Ultimately, his vision of the car was approved for production. More than 77,000 were sold in its first full year, making it 2004’s top luxury sedan.
“I fought for the one I wanted, and it worked,” he said.
Honda is counting on those instincts to come through again. Honda President Takanobu Ito, who worked with Berkman at the U.S. R&D center in the 1990s, and Executive Vice President Tetsuo Iwamura, head of North American operations, have high expectations for him.
“Through his career, he has a very good understanding of Honda,” Iwamura said in a March interview at Honda’s U.S. headquarters in Torrance, California. “What we expect him to do is, through this good knowledge and experience, fulfill his dream of making North America strong.”
Civic Tweaks
Honda is looking better in 2012 already. With the factories again running at full capacity, U.S. sales have expanded 10 percent this year, buoyed by a 48 percent increase last month. While the company has easy comparisons with last year’s disaster-limited results, it has three models among the top 10 sellers in the U.S. this year: the midsize Accord, CR-V compact sport-utility vehicle and the Civic.
The 2012 Civic drew a harsh review in Consumer Reports in August 2011 and failed to win the magazine’s “recommend” designation. The non-profit publication for decades consistently placed Honda models among its top picks. The magazine said the new car, compared with the version it replaced, had a choppier ride, less agility, longer stopping distances, more road noise and a worse interior.
Berkman has helped to fix it midstream. The model’s mid- cycle refresh, due in about three months, was moved up by about a year. Among the improvements will be better interior materials, he said.
“There’s an opportunity with the minor model change to tweak Civic,” Berkman said. “If we do that, we’ll knock off one more criticism.”
‘Earth Dreams’
He’s planning changes in styling, materials, driving dynamics and technology across the Honda and Acura model lines.
That begins this year with a revamped Accord featuring Honda’s new “Earth Dreams” family of engines and related technology, including continuously variable transmissions, the company’s first such powertrain change in a decade. Honda previously used CVTs only on small cars made in Japan.
Starting with the 2013 Accord, the new transmission, with an infinite number of gear ratios, replaces the current five- speed automatic to aid fuel-economy and performance, Berkman said. The engine line, with displacement ranges from 660 cubic centimeters to 3.5 liters, is being added to every new Honda model starting with Accord.
“You’re going to find that Accord is a very well-balanced product that is the best overall product in everything, whether we’re talking about interior packaging, content of the vehicle, the fuel economy of the vehicle,” he said. It “will be one of the most feature-rich vehicles we’ve ever made,” he said, without elaborating.
Acura Supercar
Acura, Honda’s premium brand that some auto reviewers don’t regard as a full-fledged luxury line, will also see new styling and benefit from technology such as the high-performance hybrid system going into the NSX, he said. The car, likely to cost more than $100,000, will be raced as well as sold, Ito said in Detroit in January.

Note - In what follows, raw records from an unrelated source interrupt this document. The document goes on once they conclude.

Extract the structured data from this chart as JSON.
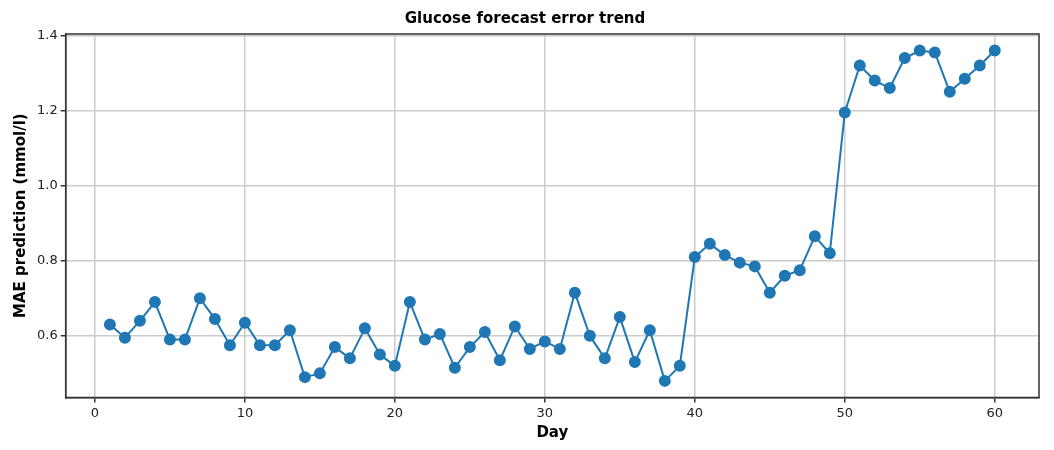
{
  "chart_data": {
    "type": "line",
    "title": "Glucose forecast error trend",
    "xlabel": "Day",
    "ylabel": "MAE prediction (mmol/l)",
    "x": [
      1,
      2,
      3,
      4,
      5,
      6,
      7,
      8,
      9,
      10,
      11,
      12,
      13,
      14,
      15,
      16,
      17,
      18,
      19,
      20,
      21,
      22,
      23,
      24,
      25,
      26,
      27,
      28,
      29,
      30,
      31,
      32,
      33,
      34,
      35,
      36,
      37,
      38,
      39,
      40,
      41,
      42,
      43,
      44,
      45,
      46,
      47,
      48,
      49,
      50,
      51,
      52,
      53,
      54,
      55,
      56,
      57,
      58,
      59,
      60
    ],
    "series": [
      {
        "color": "#1f77b4",
        "values": [
          0.63,
          0.595,
          0.64,
          0.69,
          0.59,
          0.59,
          0.7,
          0.645,
          0.575,
          0.635,
          0.575,
          0.575,
          0.615,
          0.49,
          0.5,
          0.57,
          0.54,
          0.62,
          0.55,
          0.52,
          0.69,
          0.59,
          0.605,
          0.515,
          0.57,
          0.61,
          0.535,
          0.625,
          0.565,
          0.585,
          0.565,
          0.715,
          0.6,
          0.54,
          0.65,
          0.53,
          0.615,
          0.48,
          0.52,
          0.81,
          0.845,
          0.815,
          0.795,
          0.785,
          0.715,
          0.76,
          0.775,
          0.865,
          0.82,
          1.195,
          1.32,
          1.28,
          1.26,
          1.34,
          1.36,
          1.355,
          1.25,
          1.285,
          1.32,
          1.36
        ]
      }
    ],
    "xlim": [
      -1.95,
      62.95
    ],
    "xticks": [
      0,
      10,
      20,
      30,
      40,
      50,
      60
    ],
    "ylim": [
      0.436,
      1.404
    ],
    "yticks": [
      0.6,
      0.8,
      {
        "value": 1,
        "label": "1.0"
      },
      1.2,
      1.4
    ],
    "grid": true,
    "legend": false,
    "marker": "circle",
    "line_style": "solid"
  }
}
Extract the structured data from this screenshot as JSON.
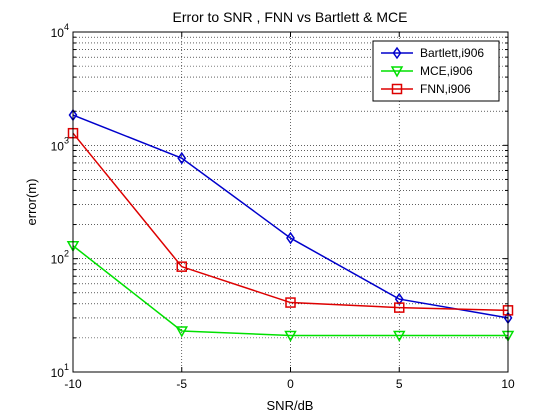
{
  "chart_data": {
    "type": "line",
    "title": "Error to SNR , FNN vs Bartlett & MCE",
    "xlabel": "SNR/dB",
    "ylabel": "error(m)",
    "xscale": "linear",
    "yscale": "log",
    "xlim": [
      -10,
      10
    ],
    "ylim": [
      10,
      10000
    ],
    "xticks": [
      -10,
      -5,
      0,
      5,
      10
    ],
    "xtick_labels": [
      "-10",
      "-5",
      "0",
      "5",
      "10"
    ],
    "yticks": [
      10,
      100,
      1000,
      10000
    ],
    "ytick_labels": [
      {
        "base": "10",
        "exp": "1"
      },
      {
        "base": "10",
        "exp": "2"
      },
      {
        "base": "10",
        "exp": "3"
      },
      {
        "base": "10",
        "exp": "4"
      }
    ],
    "grid": "dotted, major and minor",
    "legend_position": "top-right",
    "x": [
      -10,
      -5,
      0,
      5,
      10
    ],
    "series": [
      {
        "name": "Bartlett,i906",
        "color": "#0000cc",
        "marker": "diamond",
        "values": [
          1850,
          770,
          152,
          44,
          30
        ]
      },
      {
        "name": "MCE,i906",
        "color": "#00e000",
        "marker": "triangle-down",
        "values": [
          130,
          23,
          21,
          21,
          21
        ]
      },
      {
        "name": "FNN,i906",
        "color": "#dd0000",
        "marker": "square",
        "values": [
          1280,
          85,
          41,
          37,
          35
        ]
      }
    ]
  }
}
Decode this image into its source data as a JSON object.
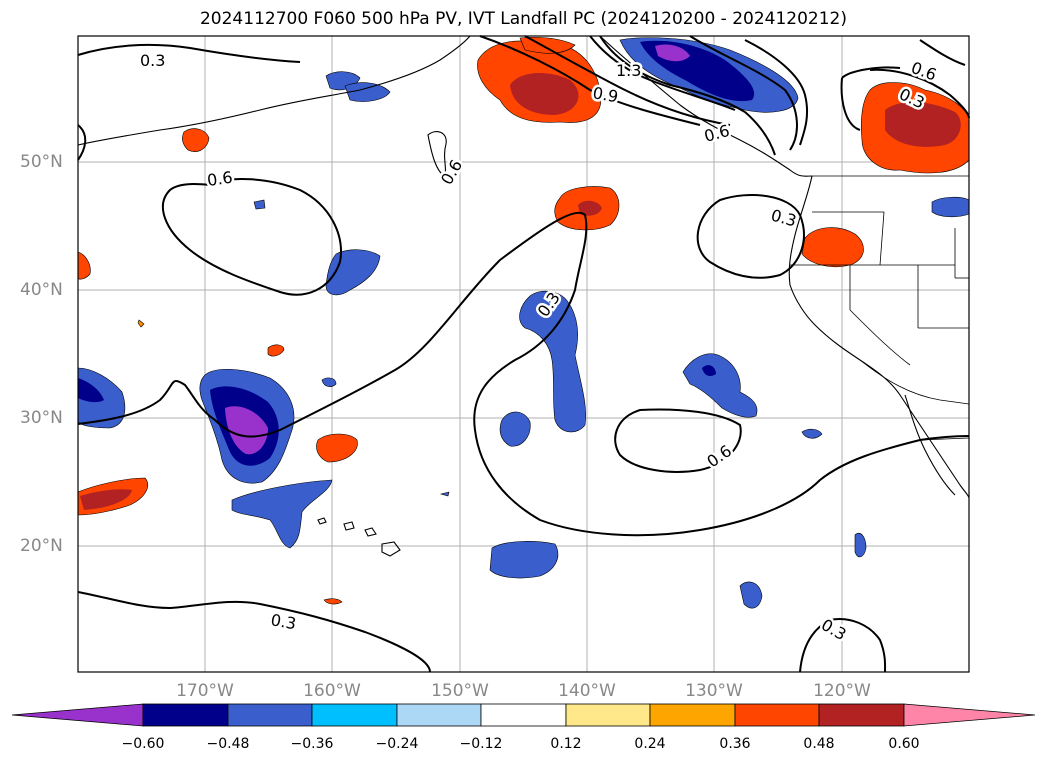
{
  "title": "2024112700 F060 500 hPa PV, IVT Landfall PC (2024120200 - 2024120212)",
  "latitude_labels": [
    "50°N",
    "40°N",
    "30°N",
    "20°N"
  ],
  "longitude_labels": [
    "170°W",
    "160°W",
    "150°W",
    "140°W",
    "130°W",
    "120°W"
  ],
  "contour_labels": [
    "0.3",
    "0.6",
    "0.6",
    "0.9",
    "1.3",
    "0.6",
    "0.3",
    "0.6",
    "0.3",
    "0.6",
    "0.3",
    "0.3",
    "0.3"
  ],
  "colorbar": {
    "ticks": [
      "−0.60",
      "−0.48",
      "−0.36",
      "−0.24",
      "−0.12",
      "0.12",
      "0.24",
      "0.36",
      "0.48",
      "0.60"
    ],
    "colors": [
      "#9932cc",
      "#00008b",
      "#3a5fcd",
      "#00bfff",
      "#add8f5",
      "#ffffff",
      "#ffe88a",
      "#ffa500",
      "#ff4500",
      "#b22222",
      "#ff85a8"
    ]
  },
  "colors": {
    "negative_strong": "#9932cc",
    "negative": "#3a5fcd",
    "positive": "#ff4500",
    "positive_strong": "#b22222",
    "contour": "#000000",
    "gridline": "#b0b0b0"
  }
}
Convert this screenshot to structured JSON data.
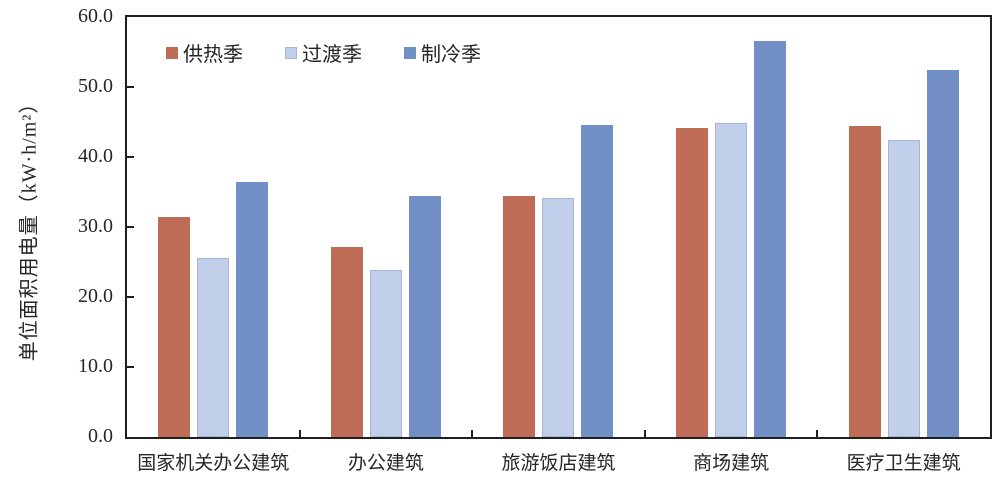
{
  "chart_data": {
    "type": "bar",
    "title": "",
    "ylabel": "单位面积用电量（kW·h/m²）",
    "xlabel": "",
    "ylim": [
      0,
      60
    ],
    "ytick_values": [
      0,
      10,
      20,
      30,
      40,
      50,
      60
    ],
    "ytick_labels": [
      "0.0",
      "10.0",
      "20.0",
      "30.0",
      "40.0",
      "50.0",
      "60.0"
    ],
    "categories": [
      "国家机关办公建筑",
      "办公建筑",
      "旅游饭店建筑",
      "商场建筑",
      "医疗卫生建筑"
    ],
    "series": [
      {
        "name": "供热季",
        "color": "#BE6C55",
        "border_color": "#BE6C55",
        "values": [
          31.5,
          27.1,
          34.4,
          44.1,
          44.4
        ]
      },
      {
        "name": "过渡季",
        "color": "#C2CFEA",
        "border_color": "#A6B4D8",
        "values": [
          25.6,
          23.9,
          34.1,
          44.8,
          42.4
        ]
      },
      {
        "name": "制冷季",
        "color": "#7390C6",
        "border_color": "#7390C6",
        "values": [
          36.4,
          34.4,
          44.6,
          56.6,
          52.5
        ]
      }
    ],
    "legend_position": "top-left-inside",
    "grid": false,
    "axis_color": "#1f1f1f",
    "text_color": "#262626"
  }
}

The NSX will go on sale in about two years, Honda has said. An ad for the car that ran during this year’s Super Bowl featured comedians Jerry Seinfeld and Jay Leno.
Berkman said his team is eager to shake off the idea that Honda’s vehicles have become bland or lack the value of its glory days.
“Having high expectations or pressure is what’s necessary to get us to a point where we’re performing,” he said. “We want everybody to fall over and go: There it is again. There’s that Honda we used to praise.”